Nowadays, in different parts of the world, numerous examples of local transitions towards sustainable food production and consumption are taking place . Based on Elinor Ostrom’s polycentric governance (Ostrom, 1990, 2009), food is being produced, consumed and distributed by agreements and initiatives formed by state institutions, private producers and companies, and self-organized groups under self-negotiated rules.

The tri-centric governance schemes are usually compounded of

(a) civic collective actions for food undertaken initially at local level and whose aim is mostly preserving and regenerating the commons that are important for the community (food as a common good);

(b) the government whose main goal is to maximize the well-being of their citizens and providing an enabling framework to enjoy the commons (food as a public good); and

(c) the private sector that can trade undersupply, specialised or gourmet foodstuff (food as a private good).

Those initiatives demonstrate that a right combination of self-regulated collective actions, governmental rules and incentives, and private sector entrepreneurship yield good results for food producers, consumers, the environment and society in general, and the challenge now is how to scale up those local initiatives to national level. Civil Society + Ethical Economy + Partner State (enables and empowers social production = commons-oriented peer production)

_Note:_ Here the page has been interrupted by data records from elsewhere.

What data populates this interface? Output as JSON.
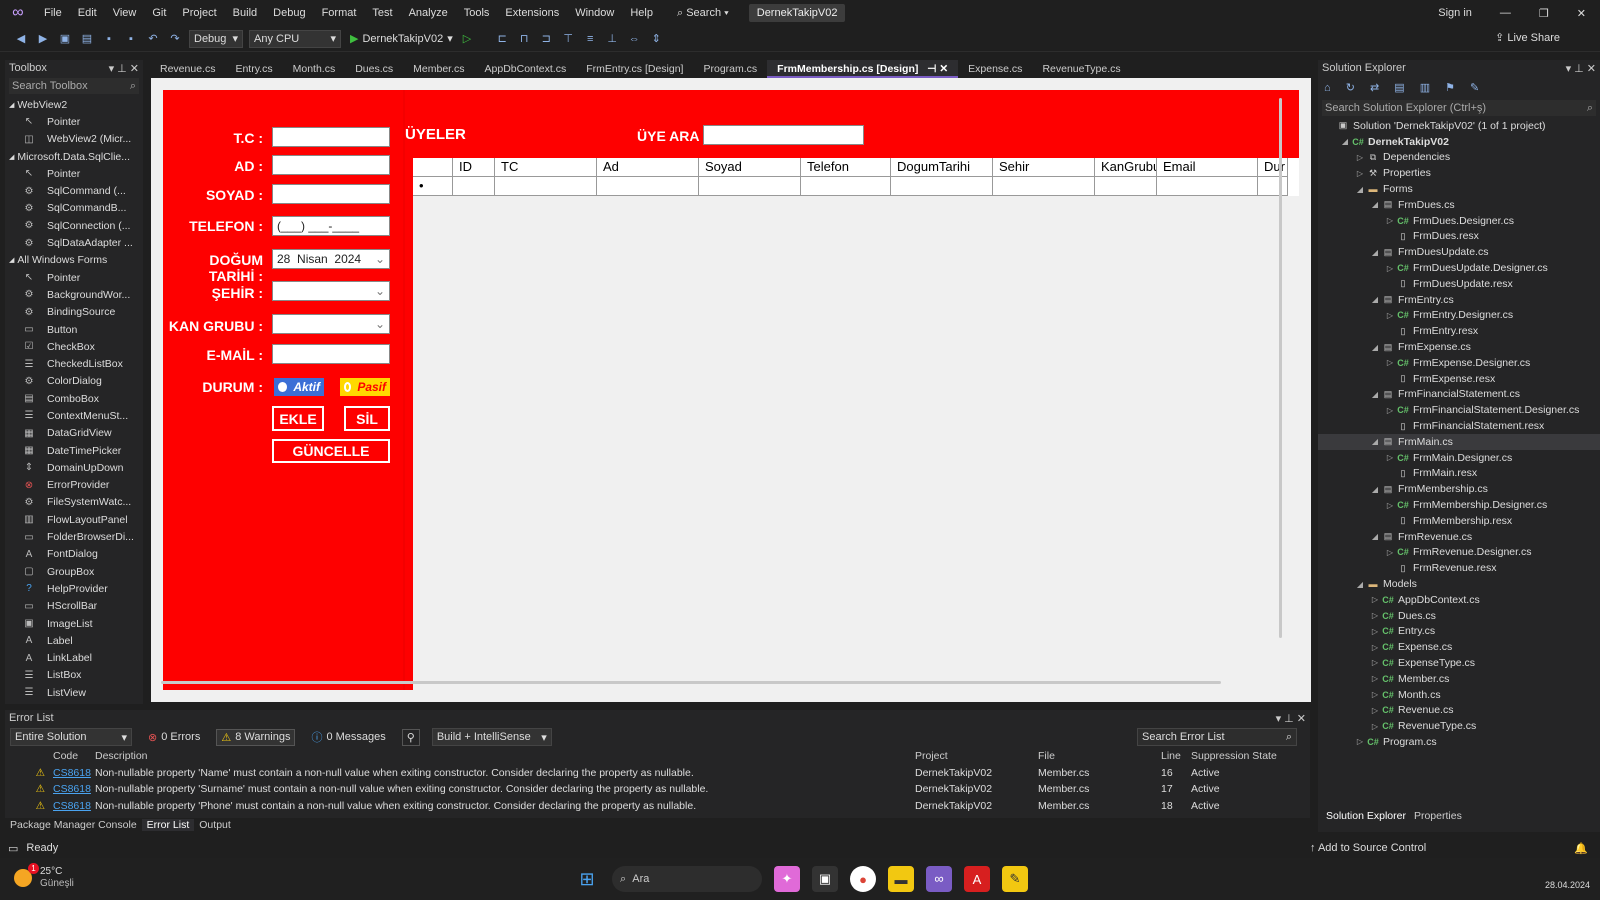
{
  "menu": [
    "File",
    "Edit",
    "View",
    "Git",
    "Project",
    "Build",
    "Debug",
    "Format",
    "Test",
    "Analyze",
    "Tools",
    "Extensions",
    "Window",
    "Help"
  ],
  "search_label": "Search",
  "solution_badge": "DernekTakipV02",
  "sign_in": "Sign in",
  "live_share": "Live Share",
  "toolbar": {
    "config": "Debug",
    "platform": "Any CPU",
    "run_target": "DernekTakipV02"
  },
  "toolbox": {
    "title": "Toolbox",
    "search_placeholder": "Search Toolbox",
    "items": [
      {
        "type": "group",
        "label": "WebView2"
      },
      {
        "type": "item",
        "label": "Pointer",
        "icon": "pointer-icon"
      },
      {
        "type": "item",
        "label": "WebView2 (Micr...",
        "icon": "webview-icon"
      },
      {
        "type": "group",
        "label": "Microsoft.Data.SqlClie..."
      },
      {
        "type": "item",
        "label": "Pointer",
        "icon": "pointer-icon"
      },
      {
        "type": "item",
        "label": "SqlCommand (...",
        "icon": "component-icon"
      },
      {
        "type": "item",
        "label": "SqlCommandB...",
        "icon": "component-icon"
      },
      {
        "type": "item",
        "label": "SqlConnection (...",
        "icon": "component-icon"
      },
      {
        "type": "item",
        "label": "SqlDataAdapter ...",
        "icon": "component-icon"
      },
      {
        "type": "group",
        "label": "All Windows Forms"
      },
      {
        "type": "item",
        "label": "Pointer",
        "icon": "pointer-icon"
      },
      {
        "type": "item",
        "label": "BackgroundWor...",
        "icon": "component-icon"
      },
      {
        "type": "item",
        "label": "BindingSource",
        "icon": "component-icon"
      },
      {
        "type": "item",
        "label": "Button",
        "icon": "button-icon"
      },
      {
        "type": "item",
        "label": "CheckBox",
        "icon": "checkbox-icon"
      },
      {
        "type": "item",
        "label": "CheckedListBox",
        "icon": "list-icon"
      },
      {
        "type": "item",
        "label": "ColorDialog",
        "icon": "component-icon"
      },
      {
        "type": "item",
        "label": "ComboBox",
        "icon": "combobox-icon"
      },
      {
        "type": "item",
        "label": "ContextMenuSt...",
        "icon": "menu-icon"
      },
      {
        "type": "item",
        "label": "DataGridView",
        "icon": "grid-icon"
      },
      {
        "type": "item",
        "label": "DateTimePicker",
        "icon": "calendar-icon"
      },
      {
        "type": "item",
        "label": "DomainUpDown",
        "icon": "updown-icon"
      },
      {
        "type": "item",
        "label": "ErrorProvider",
        "icon": "error-icon"
      },
      {
        "type": "item",
        "label": "FileSystemWatc...",
        "icon": "component-icon"
      },
      {
        "type": "item",
        "label": "FlowLayoutPanel",
        "icon": "panel-icon"
      },
      {
        "type": "item",
        "label": "FolderBrowserDi...",
        "icon": "folder-icon"
      },
      {
        "type": "item",
        "label": "FontDialog",
        "icon": "font-icon"
      },
      {
        "type": "item",
        "label": "GroupBox",
        "icon": "groupbox-icon"
      },
      {
        "type": "item",
        "label": "HelpProvider",
        "icon": "help-icon"
      },
      {
        "type": "item",
        "label": "HScrollBar",
        "icon": "scrollbar-icon"
      },
      {
        "type": "item",
        "label": "ImageList",
        "icon": "image-icon"
      },
      {
        "type": "item",
        "label": "Label",
        "icon": "label-icon"
      },
      {
        "type": "item",
        "label": "LinkLabel",
        "icon": "label-icon"
      },
      {
        "type": "item",
        "label": "ListBox",
        "icon": "list-icon"
      },
      {
        "type": "item",
        "label": "ListView",
        "icon": "list-icon"
      }
    ]
  },
  "tabs": [
    {
      "label": "Revenue.cs"
    },
    {
      "label": "Entry.cs"
    },
    {
      "label": "Month.cs"
    },
    {
      "label": "Dues.cs"
    },
    {
      "label": "Member.cs"
    },
    {
      "label": "AppDbContext.cs"
    },
    {
      "label": "FrmEntry.cs [Design]"
    },
    {
      "label": "Program.cs"
    },
    {
      "label": "FrmMembership.cs [Design]",
      "active": true
    },
    {
      "label": "Expense.cs"
    },
    {
      "label": "RevenueType.cs"
    }
  ],
  "form": {
    "labels": {
      "tc": "T.C :",
      "ad": "AD :",
      "soyad": "SOYAD :",
      "telefon": "TELEFON :",
      "dogum": "DOĞUM TARİHİ :",
      "sehir": "ŞEHİR :",
      "kan": "KAN GRUBU :",
      "email": "E-MAİL :",
      "durum": "DURUM :"
    },
    "phone_mask": "(___) ___-____",
    "date": {
      "day": "28",
      "month": "Nisan",
      "year": "2024"
    },
    "radio_active": "Aktif",
    "radio_passive": "Pasif",
    "btn_add": "EKLE",
    "btn_delete": "SİL",
    "btn_update": "GÜNCELLE",
    "members_title": "ÜYELER",
    "search_label": "ÜYE ARA",
    "grid_columns": [
      "ID",
      "TC",
      "Ad",
      "Soyad",
      "Telefon",
      "DogumTarihi",
      "Sehir",
      "KanGrubu",
      "Email",
      "Dur"
    ],
    "new_row_marker": "•"
  },
  "solution": {
    "title": "Solution Explorer",
    "search_placeholder": "Search Solution Explorer (Ctrl+ş)",
    "items": [
      {
        "label": "Solution 'DernekTakipV02' (1 of 1 project)",
        "depth": 0,
        "arrow": "",
        "icon": "solution-icon",
        "kind": "fm"
      },
      {
        "label": "DernekTakipV02",
        "depth": 1,
        "arrow": "◢",
        "icon": "project-icon",
        "kind": "fm",
        "bold": true
      },
      {
        "label": "Dependencies",
        "depth": 2,
        "arrow": "▷",
        "icon": "dependencies-icon",
        "kind": "fm"
      },
      {
        "label": "Properties",
        "depth": 2,
        "arrow": "▷",
        "icon": "properties-icon",
        "kind": "fm"
      },
      {
        "label": "Forms",
        "depth": 2,
        "arrow": "◢",
        "icon": "folder-icon",
        "kind": "fd"
      },
      {
        "label": "FrmDues.cs",
        "depth": 3,
        "arrow": "◢",
        "icon": "form-icon",
        "kind": "fm"
      },
      {
        "label": "FrmDues.Designer.cs",
        "depth": 4,
        "arrow": "▷",
        "icon": "csharp-icon",
        "kind": "cs"
      },
      {
        "label": "FrmDues.resx",
        "depth": 4,
        "arrow": "",
        "icon": "resx-icon",
        "kind": "rx"
      },
      {
        "label": "FrmDuesUpdate.cs",
        "depth": 3,
        "arrow": "◢",
        "icon": "form-icon",
        "kind": "fm"
      },
      {
        "label": "FrmDuesUpdate.Designer.cs",
        "depth": 4,
        "arrow": "▷",
        "icon": "csharp-icon",
        "kind": "cs"
      },
      {
        "label": "FrmDuesUpdate.resx",
        "depth": 4,
        "arrow": "",
        "icon": "resx-icon",
        "kind": "rx"
      },
      {
        "label": "FrmEntry.cs",
        "depth": 3,
        "arrow": "◢",
        "icon": "form-icon",
        "kind": "fm"
      },
      {
        "label": "FrmEntry.Designer.cs",
        "depth": 4,
        "arrow": "▷",
        "icon": "csharp-icon",
        "kind": "cs"
      },
      {
        "label": "FrmEntry.resx",
        "depth": 4,
        "arrow": "",
        "icon": "resx-icon",
        "kind": "rx"
      },
      {
        "label": "FrmExpense.cs",
        "depth": 3,
        "arrow": "◢",
        "icon": "form-icon",
        "kind": "fm"
      },
      {
        "label": "FrmExpense.Designer.cs",
        "depth": 4,
        "arrow": "▷",
        "icon": "csharp-icon",
        "kind": "cs"
      },
      {
        "label": "FrmExpense.resx",
        "depth": 4,
        "arrow": "",
        "icon": "resx-icon",
        "kind": "rx"
      },
      {
        "label": "FrmFinancialStatement.cs",
        "depth": 3,
        "arrow": "◢",
        "icon": "form-icon",
        "kind": "fm"
      },
      {
        "label": "FrmFinancialStatement.Designer.cs",
        "depth": 4,
        "arrow": "▷",
        "icon": "csharp-icon",
        "kind": "cs"
      },
      {
        "label": "FrmFinancialStatement.resx",
        "depth": 4,
        "arrow": "",
        "icon": "resx-icon",
        "kind": "rx"
      },
      {
        "label": "FrmMain.cs",
        "depth": 3,
        "arrow": "◢",
        "icon": "form-icon",
        "kind": "fm",
        "sel": true
      },
      {
        "label": "FrmMain.Designer.cs",
        "depth": 4,
        "arrow": "▷",
        "icon": "csharp-icon",
        "kind": "cs"
      },
      {
        "label": "FrmMain.resx",
        "depth": 4,
        "arrow": "",
        "icon": "resx-icon",
        "kind": "rx"
      },
      {
        "label": "FrmMembership.cs",
        "depth": 3,
        "arrow": "◢",
        "icon": "form-icon",
        "kind": "fm"
      },
      {
        "label": "FrmMembership.Designer.cs",
        "depth": 4,
        "arrow": "▷",
        "icon": "csharp-icon",
        "kind": "cs"
      },
      {
        "label": "FrmMembership.resx",
        "depth": 4,
        "arrow": "",
        "icon": "resx-icon",
        "kind": "rx"
      },
      {
        "label": "FrmRevenue.cs",
        "depth": 3,
        "arrow": "◢",
        "icon": "form-icon",
        "kind": "fm"
      },
      {
        "label": "FrmRevenue.Designer.cs",
        "depth": 4,
        "arrow": "▷",
        "icon": "csharp-icon",
        "kind": "cs"
      },
      {
        "label": "FrmRevenue.resx",
        "depth": 4,
        "arrow": "",
        "icon": "resx-icon",
        "kind": "rx"
      },
      {
        "label": "Models",
        "depth": 2,
        "arrow": "◢",
        "icon": "folder-icon",
        "kind": "fd"
      },
      {
        "label": "AppDbContext.cs",
        "depth": 3,
        "arrow": "▷",
        "icon": "csharp-icon",
        "kind": "cs"
      },
      {
        "label": "Dues.cs",
        "depth": 3,
        "arrow": "▷",
        "icon": "csharp-icon",
        "kind": "cs"
      },
      {
        "label": "Entry.cs",
        "depth": 3,
        "arrow": "▷",
        "icon": "csharp-icon",
        "kind": "cs"
      },
      {
        "label": "Expense.cs",
        "depth": 3,
        "arrow": "▷",
        "icon": "csharp-icon",
        "kind": "cs"
      },
      {
        "label": "ExpenseType.cs",
        "depth": 3,
        "arrow": "▷",
        "icon": "csharp-icon",
        "kind": "cs"
      },
      {
        "label": "Member.cs",
        "depth": 3,
        "arrow": "▷",
        "icon": "csharp-icon",
        "kind": "cs"
      },
      {
        "label": "Month.cs",
        "depth": 3,
        "arrow": "▷",
        "icon": "csharp-icon",
        "kind": "cs"
      },
      {
        "label": "Revenue.cs",
        "depth": 3,
        "arrow": "▷",
        "icon": "csharp-icon",
        "kind": "cs"
      },
      {
        "label": "RevenueType.cs",
        "depth": 3,
        "arrow": "▷",
        "icon": "csharp-icon",
        "kind": "cs"
      },
      {
        "label": "Program.cs",
        "depth": 2,
        "arrow": "▷",
        "icon": "csharp-icon",
        "kind": "cs"
      }
    ],
    "bottom_tabs": [
      "Solution Explorer",
      "Properties"
    ]
  },
  "errors": {
    "title": "Error List",
    "scope": "Entire Solution",
    "errors_count": "0 Errors",
    "warnings_count": "8 Warnings",
    "messages_count": "0 Messages",
    "build_filter": "Build + IntelliSense",
    "search_placeholder": "Search Error List",
    "columns": [
      "Code",
      "Description",
      "Project",
      "File",
      "Line",
      "Suppression State"
    ],
    "rows": [
      {
        "code": "CS8618",
        "desc": "Non-nullable property 'Name' must contain a non-null value when exiting constructor. Consider declaring the property as nullable.",
        "project": "DernekTakipV02",
        "file": "Member.cs",
        "line": "16",
        "state": "Active"
      },
      {
        "code": "CS8618",
        "desc": "Non-nullable property 'Surname' must contain a non-null value when exiting constructor. Consider declaring the property as nullable.",
        "project": "DernekTakipV02",
        "file": "Member.cs",
        "line": "17",
        "state": "Active"
      },
      {
        "code": "CS8618",
        "desc": "Non-nullable property 'Phone' must contain a non-null value when exiting constructor. Consider declaring the property as nullable.",
        "project": "DernekTakipV02",
        "file": "Member.cs",
        "line": "18",
        "state": "Active"
      }
    ],
    "bottom_tabs": [
      "Package Manager Console",
      "Error List",
      "Output"
    ]
  },
  "status": {
    "ready": "Ready",
    "source_control": "Add to Source Control"
  },
  "taskbar": {
    "temp": "25°C",
    "weather": "Güneşli",
    "search": "Ara",
    "date": "28.04.2024",
    "notification_count": "1"
  },
  "colors": {
    "form_bg": "#fe0000",
    "accent": "#7a5cc4",
    "ide_bg": "#1f1f1f"
  }
}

The re-commonification of food will take several generations so the transition phase should witness greater levels of public sector involvement. The enabling State (similar to that of a partner state ) has a vital role to play through taxing and incentives schemes, public credit and subsidies for collective actions, enabling legal frameworks that are not too stringent for self-regulated initiatives and land reforms to maximize common interest. Public/Commons Partnerships shall be promoted so as to guarantee Health, Education, Water, Food and Energy Coverage. The state must be seen as a funding and operational instrument to achieve the society’s well-being, being food security part of it. However, this leading role of states should gradually be shifted to the self-initiated collective actions by producers and consumers, as the public provision of food does not surpass the net benefits yielded by the self-organized and socially-negotiated food networks. Therefore, there should be enabling spaces for local governments, local entrepreneurs and local self-organized communities to coexist."